Sixth Amendment of the U.S. Constitution guarantees “In all criminal prosecutions, the accused shall enjoy the right to a speedy and public trial, by an impartial jury of the State and district wherein the crime shall have been committed, which district shall have been previously ascertained by law, and to be informed of the nature and cause of the accusation; to be confronted with the witnesses against him; to have compulsory process for obtaining witnesses in his favor, and to have the Assistance of Counsel for his defence.”

The appellate challenge that a defendant had ineffective counsel is memorialized in Strickland v. Washington.  The Strickland case outlines the test for determining if a defendant’s counsel was ineffective. Both retained, and court-appointed attorneys can be found ineffective under Strickland.  The Strickland test asks two questions (what judges call a two-pronged test). 1) Was counsel’s performance deficient? And,  2) Had it not been for counsel’s deficient performance, would the result of the trial or sentencing have been different? If you recall, this is precisely what the appeals court in the Jodi Arias case said about prosecutor Juan Martinez. The court ruled even though Martinez’s performance was deficient because he was leaking information about the case to a blogger he was sleeping with, Arias was convicted on the strength of the evidence against her.
 
Many convictions have been upheld, including a notorious case where the defense attorney slept through most of his client’s trial, because of the no-harm-no-foul rule. In other words, a defense attorney appearing and performing little better than a potted plant is permissible if the state can prove the evidence against the defendant proved their guilt anyway.

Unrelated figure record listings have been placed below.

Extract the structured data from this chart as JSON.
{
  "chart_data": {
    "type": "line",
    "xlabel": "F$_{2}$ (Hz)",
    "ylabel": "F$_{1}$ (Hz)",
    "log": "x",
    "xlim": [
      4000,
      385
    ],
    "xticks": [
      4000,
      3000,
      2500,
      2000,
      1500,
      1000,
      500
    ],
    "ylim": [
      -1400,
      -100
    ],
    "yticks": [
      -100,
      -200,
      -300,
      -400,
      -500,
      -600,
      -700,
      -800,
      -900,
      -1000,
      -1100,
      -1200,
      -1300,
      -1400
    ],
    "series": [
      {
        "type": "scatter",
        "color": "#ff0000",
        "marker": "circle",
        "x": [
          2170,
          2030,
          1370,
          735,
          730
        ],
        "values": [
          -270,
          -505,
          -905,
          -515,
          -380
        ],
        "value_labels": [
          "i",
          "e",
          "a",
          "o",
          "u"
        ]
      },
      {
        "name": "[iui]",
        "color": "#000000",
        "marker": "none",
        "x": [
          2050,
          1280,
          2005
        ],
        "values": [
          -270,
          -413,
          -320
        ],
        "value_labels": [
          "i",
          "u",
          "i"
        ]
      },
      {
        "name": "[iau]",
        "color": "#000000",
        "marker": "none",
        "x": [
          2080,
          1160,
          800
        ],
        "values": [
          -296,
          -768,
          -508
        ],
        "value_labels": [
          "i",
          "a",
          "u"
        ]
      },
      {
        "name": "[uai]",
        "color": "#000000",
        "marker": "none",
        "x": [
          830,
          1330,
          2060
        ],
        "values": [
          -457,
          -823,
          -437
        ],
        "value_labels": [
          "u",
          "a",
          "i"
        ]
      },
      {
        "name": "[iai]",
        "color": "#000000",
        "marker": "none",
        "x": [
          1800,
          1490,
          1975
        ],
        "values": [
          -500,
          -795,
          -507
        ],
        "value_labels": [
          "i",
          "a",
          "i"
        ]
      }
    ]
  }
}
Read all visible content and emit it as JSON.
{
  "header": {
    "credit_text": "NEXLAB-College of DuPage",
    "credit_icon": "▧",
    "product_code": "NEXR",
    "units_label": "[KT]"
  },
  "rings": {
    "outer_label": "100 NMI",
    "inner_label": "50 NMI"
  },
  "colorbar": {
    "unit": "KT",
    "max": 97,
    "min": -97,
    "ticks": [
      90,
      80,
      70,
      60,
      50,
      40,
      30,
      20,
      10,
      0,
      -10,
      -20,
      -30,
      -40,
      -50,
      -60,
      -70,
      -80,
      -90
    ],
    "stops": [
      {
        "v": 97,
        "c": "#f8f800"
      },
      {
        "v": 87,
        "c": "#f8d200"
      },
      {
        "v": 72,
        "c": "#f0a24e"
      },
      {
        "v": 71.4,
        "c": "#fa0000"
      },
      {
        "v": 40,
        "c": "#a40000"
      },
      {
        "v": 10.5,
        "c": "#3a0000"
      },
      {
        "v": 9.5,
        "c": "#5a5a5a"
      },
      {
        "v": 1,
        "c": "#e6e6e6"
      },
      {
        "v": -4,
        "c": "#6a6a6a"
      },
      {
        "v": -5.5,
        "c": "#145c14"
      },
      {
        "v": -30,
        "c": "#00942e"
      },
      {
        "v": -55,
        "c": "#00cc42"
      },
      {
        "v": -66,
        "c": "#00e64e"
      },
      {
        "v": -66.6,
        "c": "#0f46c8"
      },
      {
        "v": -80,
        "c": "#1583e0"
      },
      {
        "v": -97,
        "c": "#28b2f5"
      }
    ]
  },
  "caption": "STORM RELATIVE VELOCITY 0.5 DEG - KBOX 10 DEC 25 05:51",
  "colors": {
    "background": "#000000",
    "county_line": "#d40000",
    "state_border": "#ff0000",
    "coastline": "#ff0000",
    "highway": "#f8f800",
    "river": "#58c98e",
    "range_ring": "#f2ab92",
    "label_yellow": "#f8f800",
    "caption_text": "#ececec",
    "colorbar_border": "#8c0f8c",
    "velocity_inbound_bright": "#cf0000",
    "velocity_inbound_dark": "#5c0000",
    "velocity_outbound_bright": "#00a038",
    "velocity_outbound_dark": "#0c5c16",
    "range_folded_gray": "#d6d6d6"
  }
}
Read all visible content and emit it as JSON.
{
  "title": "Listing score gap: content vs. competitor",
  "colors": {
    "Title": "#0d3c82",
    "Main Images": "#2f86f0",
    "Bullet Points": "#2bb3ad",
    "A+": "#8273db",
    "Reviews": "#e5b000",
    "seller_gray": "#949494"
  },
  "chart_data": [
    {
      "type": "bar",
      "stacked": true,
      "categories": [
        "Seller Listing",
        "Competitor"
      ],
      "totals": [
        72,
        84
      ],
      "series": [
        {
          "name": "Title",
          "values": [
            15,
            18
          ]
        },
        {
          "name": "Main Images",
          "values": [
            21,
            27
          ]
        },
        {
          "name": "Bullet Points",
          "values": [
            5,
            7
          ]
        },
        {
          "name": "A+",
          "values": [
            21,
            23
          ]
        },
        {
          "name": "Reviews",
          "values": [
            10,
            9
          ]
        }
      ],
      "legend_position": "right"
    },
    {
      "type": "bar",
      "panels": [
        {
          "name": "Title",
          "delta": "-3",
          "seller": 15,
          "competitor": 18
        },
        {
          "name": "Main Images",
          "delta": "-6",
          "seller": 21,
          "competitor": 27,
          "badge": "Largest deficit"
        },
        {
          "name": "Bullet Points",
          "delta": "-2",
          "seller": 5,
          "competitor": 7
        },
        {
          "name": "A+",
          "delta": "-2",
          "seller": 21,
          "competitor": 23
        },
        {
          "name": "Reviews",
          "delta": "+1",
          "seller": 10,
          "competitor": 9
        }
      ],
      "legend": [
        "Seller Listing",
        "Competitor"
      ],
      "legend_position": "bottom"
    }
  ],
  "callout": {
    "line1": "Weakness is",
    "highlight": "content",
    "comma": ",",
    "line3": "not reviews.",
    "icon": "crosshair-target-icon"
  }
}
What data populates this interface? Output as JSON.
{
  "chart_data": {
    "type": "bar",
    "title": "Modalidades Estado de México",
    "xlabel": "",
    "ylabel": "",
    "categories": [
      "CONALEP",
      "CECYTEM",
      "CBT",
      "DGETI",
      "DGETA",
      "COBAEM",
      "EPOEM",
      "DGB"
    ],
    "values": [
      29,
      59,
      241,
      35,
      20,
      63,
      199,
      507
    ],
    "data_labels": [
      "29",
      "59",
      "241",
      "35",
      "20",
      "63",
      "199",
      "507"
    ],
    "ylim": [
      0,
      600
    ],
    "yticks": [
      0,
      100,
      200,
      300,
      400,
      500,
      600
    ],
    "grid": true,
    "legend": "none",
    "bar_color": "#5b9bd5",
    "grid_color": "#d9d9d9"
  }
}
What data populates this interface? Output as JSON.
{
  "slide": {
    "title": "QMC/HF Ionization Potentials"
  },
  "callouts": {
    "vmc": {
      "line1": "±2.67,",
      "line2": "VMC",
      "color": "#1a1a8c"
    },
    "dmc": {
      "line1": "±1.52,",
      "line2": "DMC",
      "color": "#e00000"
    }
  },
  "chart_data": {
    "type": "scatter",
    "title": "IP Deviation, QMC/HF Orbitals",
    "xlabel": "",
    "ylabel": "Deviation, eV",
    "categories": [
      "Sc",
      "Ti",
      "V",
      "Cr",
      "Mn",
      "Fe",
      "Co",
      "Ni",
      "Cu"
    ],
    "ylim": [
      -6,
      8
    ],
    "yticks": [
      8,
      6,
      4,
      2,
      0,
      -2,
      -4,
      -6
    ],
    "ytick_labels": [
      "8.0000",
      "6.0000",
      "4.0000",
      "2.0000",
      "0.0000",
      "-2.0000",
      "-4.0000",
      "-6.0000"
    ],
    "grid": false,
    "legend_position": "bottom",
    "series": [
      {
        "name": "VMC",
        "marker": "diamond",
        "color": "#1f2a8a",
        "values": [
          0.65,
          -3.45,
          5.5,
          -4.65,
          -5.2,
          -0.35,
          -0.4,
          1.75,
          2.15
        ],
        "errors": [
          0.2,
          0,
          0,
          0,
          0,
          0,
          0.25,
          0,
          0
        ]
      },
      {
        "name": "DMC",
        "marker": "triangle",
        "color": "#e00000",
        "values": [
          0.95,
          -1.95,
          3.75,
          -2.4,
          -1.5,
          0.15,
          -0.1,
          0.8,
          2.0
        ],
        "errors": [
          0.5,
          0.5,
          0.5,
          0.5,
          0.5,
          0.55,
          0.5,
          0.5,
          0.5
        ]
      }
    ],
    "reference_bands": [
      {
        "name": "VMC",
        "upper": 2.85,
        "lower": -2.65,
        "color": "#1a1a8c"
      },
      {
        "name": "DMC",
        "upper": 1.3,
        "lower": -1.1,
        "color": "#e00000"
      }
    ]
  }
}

Mr. Means doesn’t seem to be a polished and experienced trial attorney, but let’s be clear, he’s also not a potted plant. Not all lawyers excel in the courtroom. We are convinced by television that trials should look like a Law and Order episode, where, in the space of an hour, polished actors find simple solutions to complex crimes.   Lawyering requires many skills, most of which don’t happen in the courtroom. A lawyer’s ability to analyze a case and communicate with their client can be more important than the ability to think fast on their feet and not stutter.  It appears Mr. Means doesn’t have an experienced legal assistant, and typos and mistakes creep into his pleadings. Sometimes it’s hard for a layperson to look past style to the substance.

Lawyers are flawed, fallible humans with both strengths and weaknesses, just like everyone else. We don’t know why Lori hired Mark Means and fought to keep him on the case, but the relationship between an attorney and his client requires trust and confidence, and it appears he has Lori’s.  Even if you believe he is not the most likable, accomplished, or polished trial attorney, in my estimation, he is competent, which makes it unlikely that an appeal for ineffective assistance of counsel would prevail.